There is also the suspicion that the committee might have been motivated by a desire to intervene on behalf of former President Jonathan. But Kukah has insisted that was not the reason they visited the President. Meanwhile, the reasons he gave for visiting the president make no sense at all, and even if it makes sense, nobody told us that the peace committee’s mandate included overseeing the conduct of the government beyond the elections. On top of that, the government only two weeks ago has set up an anti-corruption advisory committee, which is better placed to proffer the kind of advise that the peace committee is now struggling to appropriate to itself.
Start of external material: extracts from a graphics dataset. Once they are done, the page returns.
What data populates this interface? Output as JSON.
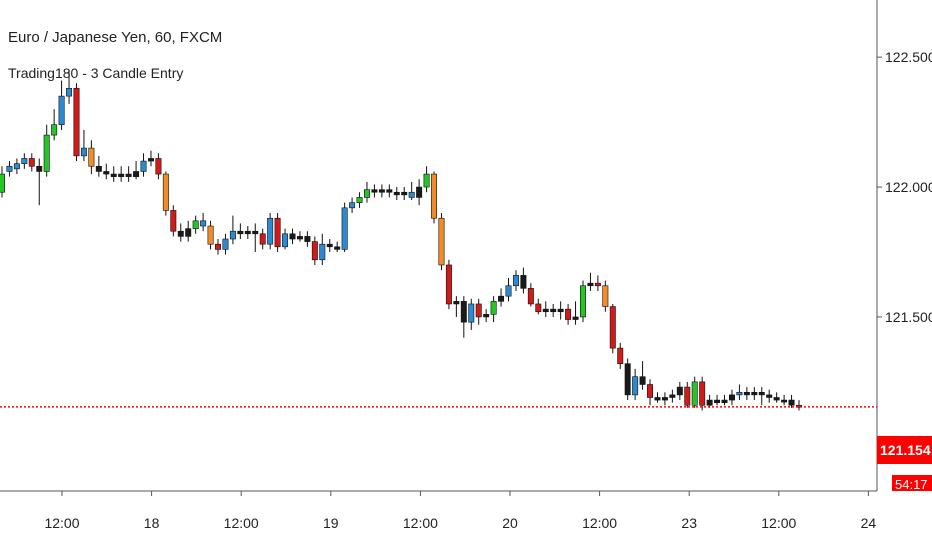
{
  "header": {
    "title": "Euro / Japanese Yen, 60, FXCM",
    "indicator": "Trading180 - 3 Candle Entry"
  },
  "price_label": {
    "value": "121.154",
    "countdown": "54:17"
  },
  "colors": {
    "bar_blue": "#2e8ad0",
    "bar_green": "#27c427",
    "bar_red": "#d11a1a",
    "bar_orange": "#f08c2a",
    "bar_black": "#1a1a1a",
    "wick": "#111111",
    "price_line": "#ff0000",
    "price_tag": "#ff0000",
    "axis": "#555555"
  },
  "chart_data": {
    "type": "candlestick",
    "title": "Euro / Japanese Yen, 60, FXCM",
    "y_ticks": [
      "122.500",
      "122.000",
      "121.500"
    ],
    "y_tick_values": [
      122.5,
      122.0,
      121.5
    ],
    "x_ticks": [
      "12:00",
      "18",
      "12:00",
      "19",
      "12:00",
      "20",
      "12:00",
      "23",
      "12:00",
      "24"
    ],
    "ylim": [
      120.83,
      122.72
    ],
    "current_price": 121.154,
    "candles": [
      {
        "o": 121.98,
        "c": 122.05,
        "h": 122.08,
        "l": 121.96,
        "col": "green"
      },
      {
        "o": 122.06,
        "c": 122.08,
        "h": 122.1,
        "l": 122.04,
        "col": "blue"
      },
      {
        "o": 122.07,
        "c": 122.09,
        "h": 122.11,
        "l": 122.05,
        "col": "blue"
      },
      {
        "o": 122.09,
        "c": 122.11,
        "h": 122.13,
        "l": 122.07,
        "col": "blue"
      },
      {
        "o": 122.11,
        "c": 122.08,
        "h": 122.13,
        "l": 122.06,
        "col": "red"
      },
      {
        "o": 122.08,
        "c": 122.06,
        "h": 122.11,
        "l": 121.93,
        "col": "black"
      },
      {
        "o": 122.06,
        "c": 122.2,
        "h": 122.24,
        "l": 122.04,
        "col": "green"
      },
      {
        "o": 122.2,
        "c": 122.24,
        "h": 122.3,
        "l": 122.18,
        "col": "green"
      },
      {
        "o": 122.24,
        "c": 122.35,
        "h": 122.41,
        "l": 122.22,
        "col": "blue"
      },
      {
        "o": 122.35,
        "c": 122.38,
        "h": 122.45,
        "l": 122.32,
        "col": "blue"
      },
      {
        "o": 122.38,
        "c": 122.12,
        "h": 122.4,
        "l": 122.1,
        "col": "red"
      },
      {
        "o": 122.12,
        "c": 122.15,
        "h": 122.22,
        "l": 122.1,
        "col": "blue"
      },
      {
        "o": 122.15,
        "c": 122.08,
        "h": 122.18,
        "l": 122.05,
        "col": "orange"
      },
      {
        "o": 122.08,
        "c": 122.06,
        "h": 122.12,
        "l": 122.04,
        "col": "black"
      },
      {
        "o": 122.06,
        "c": 122.05,
        "h": 122.09,
        "l": 122.03,
        "col": "black"
      },
      {
        "o": 122.05,
        "c": 122.04,
        "h": 122.08,
        "l": 122.02,
        "col": "black"
      },
      {
        "o": 122.04,
        "c": 122.05,
        "h": 122.08,
        "l": 122.02,
        "col": "black"
      },
      {
        "o": 122.05,
        "c": 122.04,
        "h": 122.08,
        "l": 122.02,
        "col": "black"
      },
      {
        "o": 122.04,
        "c": 122.06,
        "h": 122.1,
        "l": 122.03,
        "col": "black"
      },
      {
        "o": 122.06,
        "c": 122.1,
        "h": 122.13,
        "l": 122.04,
        "col": "blue"
      },
      {
        "o": 122.1,
        "c": 122.11,
        "h": 122.14,
        "l": 122.08,
        "col": "black"
      },
      {
        "o": 122.11,
        "c": 122.05,
        "h": 122.13,
        "l": 122.03,
        "col": "red"
      },
      {
        "o": 122.05,
        "c": 121.91,
        "h": 122.06,
        "l": 121.89,
        "col": "orange"
      },
      {
        "o": 121.91,
        "c": 121.83,
        "h": 121.93,
        "l": 121.81,
        "col": "red"
      },
      {
        "o": 121.83,
        "c": 121.81,
        "h": 121.86,
        "l": 121.79,
        "col": "black"
      },
      {
        "o": 121.81,
        "c": 121.84,
        "h": 121.87,
        "l": 121.79,
        "col": "black"
      },
      {
        "o": 121.84,
        "c": 121.87,
        "h": 121.89,
        "l": 121.82,
        "col": "green"
      },
      {
        "o": 121.87,
        "c": 121.85,
        "h": 121.9,
        "l": 121.83,
        "col": "blue"
      },
      {
        "o": 121.85,
        "c": 121.78,
        "h": 121.87,
        "l": 121.76,
        "col": "orange"
      },
      {
        "o": 121.78,
        "c": 121.76,
        "h": 121.8,
        "l": 121.74,
        "col": "red"
      },
      {
        "o": 121.76,
        "c": 121.8,
        "h": 121.82,
        "l": 121.74,
        "col": "blue"
      },
      {
        "o": 121.8,
        "c": 121.83,
        "h": 121.89,
        "l": 121.78,
        "col": "blue"
      },
      {
        "o": 121.83,
        "c": 121.82,
        "h": 121.86,
        "l": 121.8,
        "col": "black"
      },
      {
        "o": 121.82,
        "c": 121.83,
        "h": 121.85,
        "l": 121.8,
        "col": "black"
      },
      {
        "o": 121.83,
        "c": 121.82,
        "h": 121.86,
        "l": 121.75,
        "col": "black"
      },
      {
        "o": 121.82,
        "c": 121.78,
        "h": 121.84,
        "l": 121.76,
        "col": "red"
      },
      {
        "o": 121.78,
        "c": 121.88,
        "h": 121.9,
        "l": 121.76,
        "col": "blue"
      },
      {
        "o": 121.88,
        "c": 121.77,
        "h": 121.9,
        "l": 121.75,
        "col": "red"
      },
      {
        "o": 121.77,
        "c": 121.82,
        "h": 121.84,
        "l": 121.76,
        "col": "blue"
      },
      {
        "o": 121.82,
        "c": 121.8,
        "h": 121.84,
        "l": 121.78,
        "col": "black"
      },
      {
        "o": 121.8,
        "c": 121.81,
        "h": 121.83,
        "l": 121.79,
        "col": "black"
      },
      {
        "o": 121.81,
        "c": 121.79,
        "h": 121.83,
        "l": 121.77,
        "col": "black"
      },
      {
        "o": 121.79,
        "c": 121.72,
        "h": 121.81,
        "l": 121.7,
        "col": "red"
      },
      {
        "o": 121.72,
        "c": 121.78,
        "h": 121.82,
        "l": 121.7,
        "col": "blue"
      },
      {
        "o": 121.78,
        "c": 121.77,
        "h": 121.8,
        "l": 121.75,
        "col": "black"
      },
      {
        "o": 121.77,
        "c": 121.76,
        "h": 121.79,
        "l": 121.75,
        "col": "black"
      },
      {
        "o": 121.76,
        "c": 121.92,
        "h": 121.94,
        "l": 121.75,
        "col": "blue"
      },
      {
        "o": 121.92,
        "c": 121.94,
        "h": 121.96,
        "l": 121.9,
        "col": "blue"
      },
      {
        "o": 121.94,
        "c": 121.96,
        "h": 121.98,
        "l": 121.92,
        "col": "green"
      },
      {
        "o": 121.96,
        "c": 121.99,
        "h": 122.02,
        "l": 121.94,
        "col": "green"
      },
      {
        "o": 121.99,
        "c": 121.98,
        "h": 122.01,
        "l": 121.96,
        "col": "black"
      },
      {
        "o": 121.98,
        "c": 121.99,
        "h": 122.01,
        "l": 121.96,
        "col": "black"
      },
      {
        "o": 121.99,
        "c": 121.98,
        "h": 122.01,
        "l": 121.96,
        "col": "black"
      },
      {
        "o": 121.98,
        "c": 121.97,
        "h": 122.0,
        "l": 121.95,
        "col": "black"
      },
      {
        "o": 121.97,
        "c": 121.98,
        "h": 122.0,
        "l": 121.95,
        "col": "black"
      },
      {
        "o": 121.98,
        "c": 121.96,
        "h": 122.02,
        "l": 121.95,
        "col": "blue"
      },
      {
        "o": 121.96,
        "c": 122.0,
        "h": 122.03,
        "l": 121.93,
        "col": "black"
      },
      {
        "o": 122.0,
        "c": 122.05,
        "h": 122.08,
        "l": 121.98,
        "col": "green"
      },
      {
        "o": 122.05,
        "c": 121.88,
        "h": 122.06,
        "l": 121.86,
        "col": "orange"
      },
      {
        "o": 121.88,
        "c": 121.7,
        "h": 121.9,
        "l": 121.68,
        "col": "orange"
      },
      {
        "o": 121.7,
        "c": 121.55,
        "h": 121.72,
        "l": 121.53,
        "col": "red"
      },
      {
        "o": 121.55,
        "c": 121.56,
        "h": 121.58,
        "l": 121.5,
        "col": "black"
      },
      {
        "o": 121.56,
        "c": 121.48,
        "h": 121.58,
        "l": 121.42,
        "col": "black"
      },
      {
        "o": 121.48,
        "c": 121.55,
        "h": 121.57,
        "l": 121.45,
        "col": "blue"
      },
      {
        "o": 121.55,
        "c": 121.5,
        "h": 121.57,
        "l": 121.47,
        "col": "red"
      },
      {
        "o": 121.5,
        "c": 121.51,
        "h": 121.53,
        "l": 121.48,
        "col": "black"
      },
      {
        "o": 121.51,
        "c": 121.56,
        "h": 121.58,
        "l": 121.48,
        "col": "green"
      },
      {
        "o": 121.56,
        "c": 121.58,
        "h": 121.61,
        "l": 121.54,
        "col": "black"
      },
      {
        "o": 121.58,
        "c": 121.62,
        "h": 121.65,
        "l": 121.56,
        "col": "blue"
      },
      {
        "o": 121.62,
        "c": 121.66,
        "h": 121.68,
        "l": 121.6,
        "col": "blue"
      },
      {
        "o": 121.66,
        "c": 121.61,
        "h": 121.69,
        "l": 121.59,
        "col": "black"
      },
      {
        "o": 121.61,
        "c": 121.55,
        "h": 121.63,
        "l": 121.54,
        "col": "red"
      },
      {
        "o": 121.55,
        "c": 121.52,
        "h": 121.57,
        "l": 121.51,
        "col": "red"
      },
      {
        "o": 121.52,
        "c": 121.53,
        "h": 121.56,
        "l": 121.5,
        "col": "black"
      },
      {
        "o": 121.53,
        "c": 121.52,
        "h": 121.55,
        "l": 121.5,
        "col": "black"
      },
      {
        "o": 121.52,
        "c": 121.53,
        "h": 121.56,
        "l": 121.49,
        "col": "black"
      },
      {
        "o": 121.53,
        "c": 121.49,
        "h": 121.55,
        "l": 121.47,
        "col": "red"
      },
      {
        "o": 121.49,
        "c": 121.5,
        "h": 121.56,
        "l": 121.47,
        "col": "black"
      },
      {
        "o": 121.5,
        "c": 121.62,
        "h": 121.64,
        "l": 121.48,
        "col": "green"
      },
      {
        "o": 121.62,
        "c": 121.63,
        "h": 121.67,
        "l": 121.6,
        "col": "black"
      },
      {
        "o": 121.63,
        "c": 121.62,
        "h": 121.66,
        "l": 121.6,
        "col": "red"
      },
      {
        "o": 121.62,
        "c": 121.54,
        "h": 121.64,
        "l": 121.52,
        "col": "orange"
      },
      {
        "o": 121.54,
        "c": 121.38,
        "h": 121.55,
        "l": 121.36,
        "col": "red"
      },
      {
        "o": 121.38,
        "c": 121.32,
        "h": 121.4,
        "l": 121.3,
        "col": "red"
      },
      {
        "o": 121.32,
        "c": 121.2,
        "h": 121.34,
        "l": 121.18,
        "col": "black"
      },
      {
        "o": 121.2,
        "c": 121.27,
        "h": 121.3,
        "l": 121.18,
        "col": "blue"
      },
      {
        "o": 121.27,
        "c": 121.24,
        "h": 121.33,
        "l": 121.22,
        "col": "black"
      },
      {
        "o": 121.24,
        "c": 121.19,
        "h": 121.26,
        "l": 121.16,
        "col": "red"
      },
      {
        "o": 121.19,
        "c": 121.18,
        "h": 121.21,
        "l": 121.17,
        "col": "black"
      },
      {
        "o": 121.18,
        "c": 121.19,
        "h": 121.21,
        "l": 121.16,
        "col": "black"
      },
      {
        "o": 121.19,
        "c": 121.2,
        "h": 121.22,
        "l": 121.17,
        "col": "black"
      },
      {
        "o": 121.2,
        "c": 121.23,
        "h": 121.25,
        "l": 121.18,
        "col": "black"
      },
      {
        "o": 121.23,
        "c": 121.16,
        "h": 121.25,
        "l": 121.15,
        "col": "red"
      },
      {
        "o": 121.16,
        "c": 121.25,
        "h": 121.27,
        "l": 121.15,
        "col": "green"
      },
      {
        "o": 121.25,
        "c": 121.16,
        "h": 121.27,
        "l": 121.14,
        "col": "red"
      },
      {
        "o": 121.16,
        "c": 121.18,
        "h": 121.2,
        "l": 121.15,
        "col": "black"
      },
      {
        "o": 121.18,
        "c": 121.17,
        "h": 121.2,
        "l": 121.16,
        "col": "black"
      },
      {
        "o": 121.17,
        "c": 121.18,
        "h": 121.2,
        "l": 121.16,
        "col": "black"
      },
      {
        "o": 121.18,
        "c": 121.2,
        "h": 121.22,
        "l": 121.16,
        "col": "black"
      },
      {
        "o": 121.2,
        "c": 121.21,
        "h": 121.24,
        "l": 121.18,
        "col": "blue"
      },
      {
        "o": 121.21,
        "c": 121.2,
        "h": 121.23,
        "l": 121.18,
        "col": "black"
      },
      {
        "o": 121.2,
        "c": 121.21,
        "h": 121.23,
        "l": 121.18,
        "col": "black"
      },
      {
        "o": 121.21,
        "c": 121.2,
        "h": 121.23,
        "l": 121.16,
        "col": "black"
      },
      {
        "o": 121.2,
        "c": 121.19,
        "h": 121.22,
        "l": 121.17,
        "col": "black"
      },
      {
        "o": 121.19,
        "c": 121.18,
        "h": 121.21,
        "l": 121.17,
        "col": "black"
      },
      {
        "o": 121.18,
        "c": 121.18,
        "h": 121.2,
        "l": 121.16,
        "col": "black"
      },
      {
        "o": 121.18,
        "c": 121.16,
        "h": 121.2,
        "l": 121.15,
        "col": "black"
      },
      {
        "o": 121.16,
        "c": 121.155,
        "h": 121.18,
        "l": 121.14,
        "col": "red"
      }
    ]
  }
}
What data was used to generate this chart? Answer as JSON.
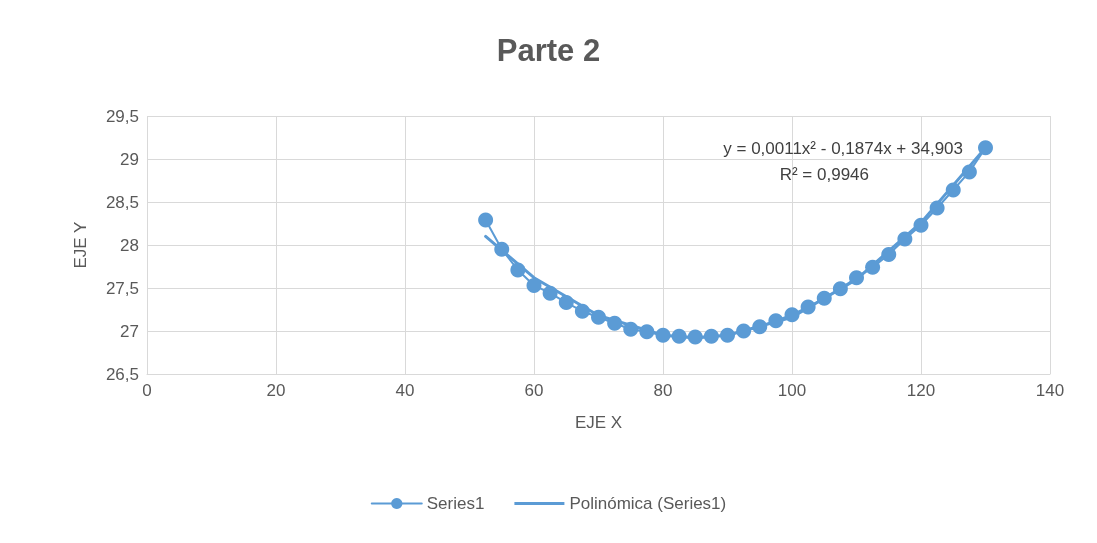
{
  "chart_data": {
    "type": "line",
    "title": "Parte 2",
    "xlabel": "EJE X",
    "ylabel": "EJE Y",
    "xlim": [
      0,
      140
    ],
    "xticks": [
      0,
      20,
      40,
      60,
      80,
      100,
      120,
      140
    ],
    "ylim": [
      26.5,
      29.5
    ],
    "yticks": [
      {
        "value": 26.5,
        "label": "26,5"
      },
      {
        "value": 27,
        "label": "27"
      },
      {
        "value": 27.5,
        "label": "27,5"
      },
      {
        "value": 28,
        "label": "28"
      },
      {
        "value": 28.5,
        "label": "28,5"
      },
      {
        "value": 29,
        "label": "29"
      },
      {
        "value": 29.5,
        "label": "29,5"
      }
    ],
    "grid": true,
    "legend": "bottom",
    "marker": "circle",
    "line_style": "solid",
    "annotations": [
      "y = 0,0011x² - 0,1874x + 34,903",
      "R² = 0,9946"
    ],
    "series": [
      {
        "name": "Series1",
        "color": "#5b9bd5",
        "x": [
          52.5,
          55,
          57.5,
          60,
          62.5,
          65,
          67.5,
          70,
          72.5,
          75,
          77.5,
          80,
          82.5,
          85,
          87.5,
          90,
          92.5,
          95,
          97.5,
          100,
          102.5,
          105,
          107.5,
          110,
          112.5,
          115,
          117.5,
          120,
          122.5,
          125,
          127.5,
          130
        ],
        "values": [
          28.29,
          27.95,
          27.71,
          27.53,
          27.44,
          27.33,
          27.23,
          27.16,
          27.09,
          27.02,
          26.99,
          26.95,
          26.94,
          26.93,
          26.94,
          26.95,
          27.0,
          27.05,
          27.12,
          27.19,
          27.28,
          27.38,
          27.49,
          27.62,
          27.74,
          27.89,
          28.07,
          28.23,
          28.43,
          28.64,
          28.85,
          29.13
        ]
      },
      {
        "name": "Polinómica (Series1)",
        "marker": "none",
        "color": "#5b9bd5",
        "x": [
          52.5,
          60,
          70,
          80,
          85,
          90,
          100,
          110,
          120,
          130
        ],
        "values": [
          28.1,
          27.62,
          27.18,
          26.95,
          26.92,
          26.95,
          27.16,
          27.6,
          28.26,
          29.13
        ]
      }
    ]
  }
}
There is, therefore, either a crisis of trustworthiness or of poor presentation of motive.  Either most of us are too dumb to understand what Kukah is trying to say, or he is not making sense. Or, there is something he is not telling us about the promises the committee exerted from Buhari before election. Whatever it is, I know that there is at least one member of the committee who has not confused his religious role with his political beliefs, who has remained consistently and convincingly faithful to his calling as a man of God, and as the voice of conscience over the years. That gentleman is Cardinal Onaiyekan. At a time like this, it would help if he could step forward and tell us exactly what it is the peace committee is jittery about. We, or I, will believe him. As it stands, Kukah is crying over a wolf only he can see.